Bazı tedavi türleri kısa vadelidir (10 ila 20 hafta) ve diğerleri hastanın durumuna bağlı olarak uzundur. İki temel psikoterapi yönteminin depresyon tedavisinde etkili olduğu kanıtlanmıştır. Bu bilişsel davranışçı terapi ve kişilerarası terapi. Yeni düşünce ve davranış biçimlerini öğreterek, bu tedavi insanların olumsuz düşünme ve davranışları değiştirmelerine yardımcı olur. Terapi, insanların depresyona neden olan veya ağırlaşan problemli kişisel ilişkileri fark etmelerine ve çözmelerine yardımcı olur.
Hafif ila orta derecede depresyon için psikoterapi en iyi tedavi seçeneği olabilir. Ancak ciddi vakalar veya belirli insanlar için bu yeterli değildir. Çalışmalar, ergenler için, uyuşturucu ve psikoterapinin bir kombinasyonunun şiddetli depresyon için en etkili tedavi seçeneği olabileceğini ve bunun nüks etme olasılığını azalttığını göstermiştir.
Elektrokonvülsif tedavi
İşlemden önce, hasta bir kas gevşetici alır ve kısa süreli bir anestezi alır. Böylece, bir kişi vücudu etkileyen elektriksel impulsları hissetmez. Kural olarak, bir kişi haftada birkaç kez ECT'ye maruz kalmaktadır ve genellikle tedavi sürecini desteklemek ve nüksetmeyi önlemek için bir antidepresan almak zorundadır.Bazı insanlar sadece birkaç ECT seansına ihtiyaç duyarken, diğerleri bir yıl boyunca periyodik prosedürlere ihtiyaç duyabilir.

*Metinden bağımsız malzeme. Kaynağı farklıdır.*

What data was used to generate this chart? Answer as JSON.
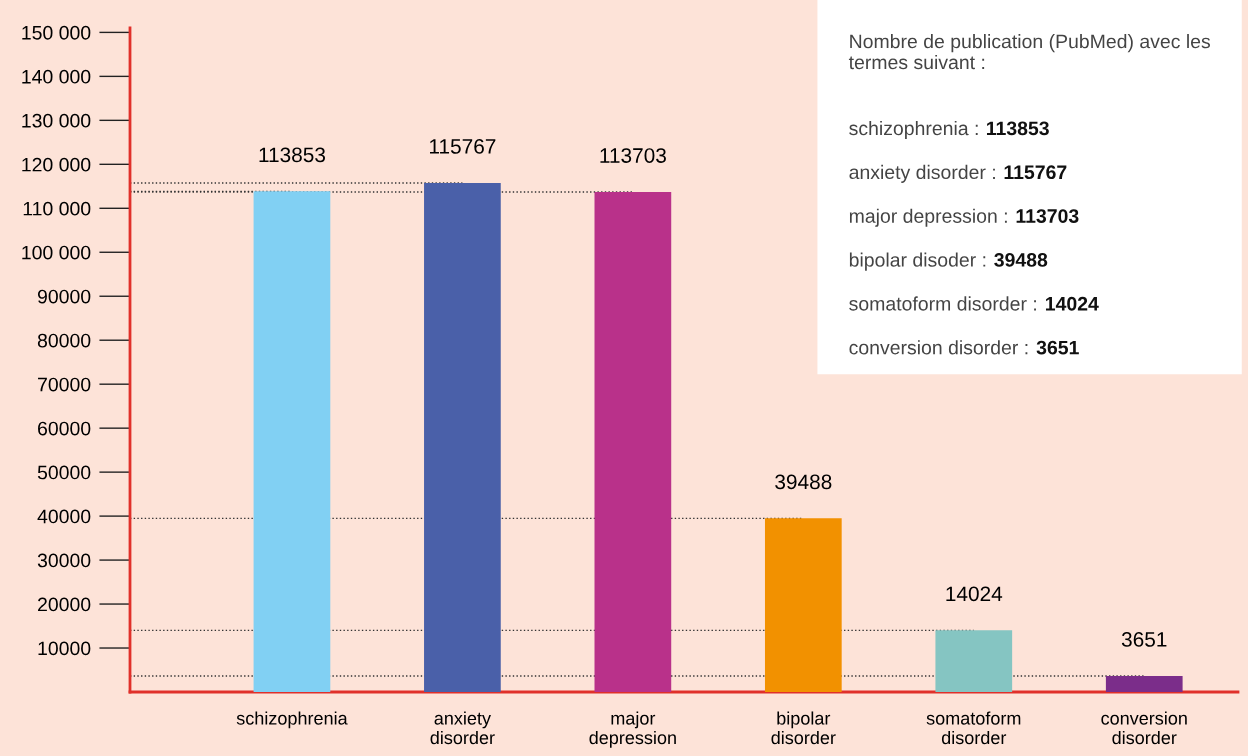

EKT, uyumsuzluk ve hafıza kaybı gibi bazı kısa vadeli yan etkilere neden olabilir. Ancak, kural olarak, bu yan etkiler tedaviden hemen sonra kaybolur. Bu şekilde tedavi edilmeye karar vermeden önce, doktorunuzla olası risk ve faydaları tartışmalısınız.
Depresyonda olan bir arkadaşa veya aile üyesine nasıl yardım edilir?

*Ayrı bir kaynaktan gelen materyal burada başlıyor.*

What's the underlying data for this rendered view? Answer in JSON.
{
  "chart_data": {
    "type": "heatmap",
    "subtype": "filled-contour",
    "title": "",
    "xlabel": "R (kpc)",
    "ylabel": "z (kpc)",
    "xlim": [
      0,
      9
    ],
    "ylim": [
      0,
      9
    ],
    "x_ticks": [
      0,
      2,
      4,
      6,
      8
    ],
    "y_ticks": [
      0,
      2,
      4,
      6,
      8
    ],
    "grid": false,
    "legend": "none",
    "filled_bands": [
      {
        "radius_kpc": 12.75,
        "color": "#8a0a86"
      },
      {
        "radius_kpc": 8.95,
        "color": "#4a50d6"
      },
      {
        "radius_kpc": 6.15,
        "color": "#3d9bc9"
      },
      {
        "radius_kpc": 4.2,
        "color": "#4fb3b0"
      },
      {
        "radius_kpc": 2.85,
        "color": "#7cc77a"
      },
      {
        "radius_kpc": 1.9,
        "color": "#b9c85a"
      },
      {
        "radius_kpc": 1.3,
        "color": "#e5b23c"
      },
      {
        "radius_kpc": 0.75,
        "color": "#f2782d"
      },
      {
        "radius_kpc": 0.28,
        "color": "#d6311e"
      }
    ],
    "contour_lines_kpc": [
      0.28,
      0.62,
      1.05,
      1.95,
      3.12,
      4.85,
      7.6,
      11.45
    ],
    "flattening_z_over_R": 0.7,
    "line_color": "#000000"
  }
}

Bir arkadaşınız ya da depresyondan muzdarip sevdikleriniz varsa, yapılacak ilk şey doğru teşhis ve tedavi almada ona yardımcı olmaktır. Bir doktora görünmek için kadına eşlik etmeniz gerekebilir. Onu herhangi bir yolla destekleyin, böylece hasta tedaviyi reddetmez. Bazen, altı ila sekiz hafta sonra iyileşme olmazsa, hastayı farklı bir tedavi yöntemi seçmeye ikna etmeniz gerekir.

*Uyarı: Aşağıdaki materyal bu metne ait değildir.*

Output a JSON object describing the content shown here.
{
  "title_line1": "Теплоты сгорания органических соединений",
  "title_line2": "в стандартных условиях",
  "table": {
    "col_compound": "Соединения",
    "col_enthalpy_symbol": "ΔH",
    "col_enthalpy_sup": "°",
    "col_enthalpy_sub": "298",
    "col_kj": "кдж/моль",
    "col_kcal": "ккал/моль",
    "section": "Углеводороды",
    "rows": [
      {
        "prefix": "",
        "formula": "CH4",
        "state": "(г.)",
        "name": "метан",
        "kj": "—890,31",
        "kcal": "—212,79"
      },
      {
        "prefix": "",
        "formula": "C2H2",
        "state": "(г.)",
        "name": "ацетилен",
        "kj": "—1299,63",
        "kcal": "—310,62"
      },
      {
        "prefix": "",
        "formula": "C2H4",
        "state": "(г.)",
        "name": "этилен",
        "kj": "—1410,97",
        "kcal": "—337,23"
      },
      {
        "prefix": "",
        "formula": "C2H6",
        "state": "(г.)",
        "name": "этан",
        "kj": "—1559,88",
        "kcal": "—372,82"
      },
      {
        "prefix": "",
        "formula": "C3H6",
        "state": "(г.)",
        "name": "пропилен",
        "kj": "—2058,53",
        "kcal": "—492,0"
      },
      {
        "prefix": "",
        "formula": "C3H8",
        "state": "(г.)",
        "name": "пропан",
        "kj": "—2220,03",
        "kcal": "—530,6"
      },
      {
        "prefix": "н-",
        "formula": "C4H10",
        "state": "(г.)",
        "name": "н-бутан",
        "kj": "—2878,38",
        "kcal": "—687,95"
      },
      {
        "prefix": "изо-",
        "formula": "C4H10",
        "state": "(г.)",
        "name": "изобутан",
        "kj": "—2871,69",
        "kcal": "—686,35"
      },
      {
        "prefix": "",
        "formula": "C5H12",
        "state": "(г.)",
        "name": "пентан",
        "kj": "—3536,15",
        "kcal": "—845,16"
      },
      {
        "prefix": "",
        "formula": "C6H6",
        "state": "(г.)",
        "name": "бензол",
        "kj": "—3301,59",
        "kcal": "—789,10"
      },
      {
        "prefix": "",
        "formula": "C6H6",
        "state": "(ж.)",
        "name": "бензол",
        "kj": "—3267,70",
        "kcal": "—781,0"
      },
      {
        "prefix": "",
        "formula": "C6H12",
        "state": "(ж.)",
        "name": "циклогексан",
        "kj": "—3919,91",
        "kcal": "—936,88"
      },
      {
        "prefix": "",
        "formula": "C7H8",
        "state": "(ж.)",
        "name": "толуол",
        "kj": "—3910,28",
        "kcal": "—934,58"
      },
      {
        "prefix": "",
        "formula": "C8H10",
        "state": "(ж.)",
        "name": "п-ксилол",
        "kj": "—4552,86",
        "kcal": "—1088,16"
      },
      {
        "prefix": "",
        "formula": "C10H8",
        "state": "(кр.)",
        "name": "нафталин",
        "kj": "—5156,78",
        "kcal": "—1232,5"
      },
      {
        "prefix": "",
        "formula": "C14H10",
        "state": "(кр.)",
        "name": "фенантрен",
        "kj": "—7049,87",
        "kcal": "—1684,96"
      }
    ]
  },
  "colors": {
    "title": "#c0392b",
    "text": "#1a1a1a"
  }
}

Ayrıca, aşağıdakileri yapabilirsiniz:
- kadınla iletişim kur ve dikkatlice dinle;
- duygusal destek, anlayış ve sabır gösterme.
Kişi intihar hakkındaki yorumları asla göz ardı etmemeli ve bu tür pratisyenler pratisyen hekime veya ilgili hekime iletilmelidir.
Arkadaşınızı veya aile üyenizi yürüyüşe çıkmaya, bir tur yapmaya veya diğer etkinlikleri ziyaret etmeye davet edin. Hasta daveti reddederse, denemeye devam edin, ama onu itmeyin. Ona depresyonun tedavi ile zamanla ortadan kalkacağını hatırlatın.
Yardım için nereye gitmek
Depresyon varsa, benzer bir sorunla nereye gideceğinize dair yararlı ipuçları veren aile doktorunuza danışabilirsiniz. Psikiyatristler, psikologlar, sosyal hizmet uzmanları da istişare konusunda yardımcı olabilirler. Klinikler, akıl sağlığı merkezleri, hastanelerin ve kliniklerin psikiyatri bölümleri, yerel tıbbi veya psikiyatri dernekleri, sosyal destek grupları ile iletişim kurabilirsiniz.